The United States has until May 12 to decide whether it will remain in the 2015 multilateral deal, led by the Obama administration, to temporarily delay Iran’s development of nuclear weapons.
The president said he will meet with North Korean dictator Kim Jong Un in late May or early June.
“I’m not telling you what I’m doing, but a lot of people think they know,” Trump said regarding Iran. “Before the 12th, we will make a decision. That doesn’t mean we won’t negotiate a real agreement.”
Trump’s comments came after Israeli Prime Minister Benjamin Netanyahu made the case in a televised address that Iran was cheating on the terms of the nuclear deal and “brazenly lying” about its compliance with the agreement its negotiators call the Joint Comprehensive Plan of Action, or JCPOA.
Netanyahu talked about how Israeli intelligence had discovered that Iran has a program called “Project Amad” to develop a nuclear weapon.
Trump said the new revelations proved he was correct in criticizing the Iran deal.
“If anything, what’s happening today and what’s happened over the last little while and what we’ve learned has really shown that I’ve been 100 percent right,” Trump said.
Under the current agreement, the president noted, Iran could move relatively soon once again to develop nuclear weapons:
You know, in seven years, that deal will have expired and Iran is free to go ahead and create nuclear weapons. That’s not acceptable. Seven years is tomorrow. That’s not acceptable. … They are not sitting back idly. They are setting off missiles, which they say are for television purposes. I don’t think so.
Last week during visits with Trump at the White House, French President Emmanuel Macron and German Chancellor Angela Merkel urged Trump to remain in the Iran nuclear deal. These two countries, along with Great Britain, China, and Russia joined the United States in the deal.

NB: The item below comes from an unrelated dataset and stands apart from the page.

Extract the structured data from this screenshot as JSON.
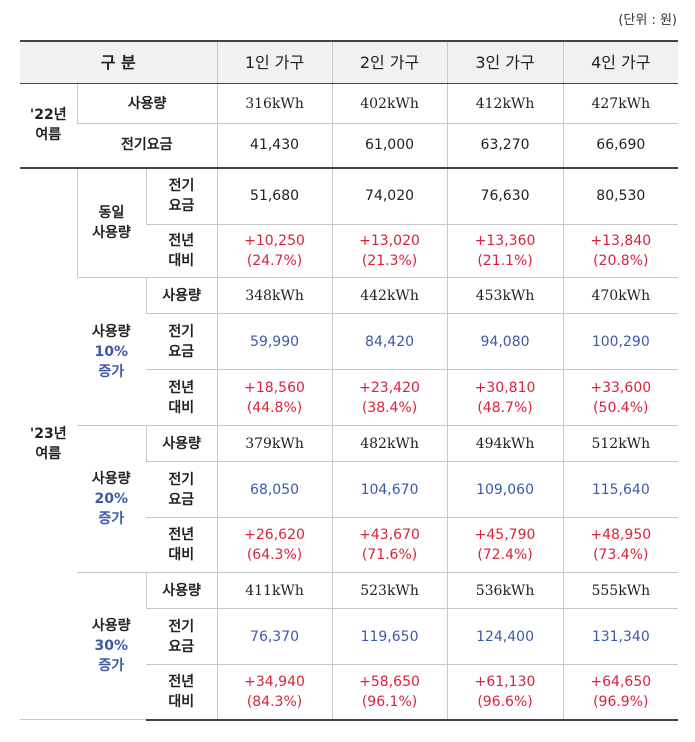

Regarding his expected meeting with the North Korean leader, Trump said he is interested in doing so in the Demilitarized Zone, or DMZ, the border dividing North and South Korea.
Trump said he talked about this with South Korean President Moon Jae-in, and South Korea conveyed the message to North Korea.
“There is something I like about it because you are there, where if things work out, there is a great celebration to be had on the site, not in a third-party country,” Trump said.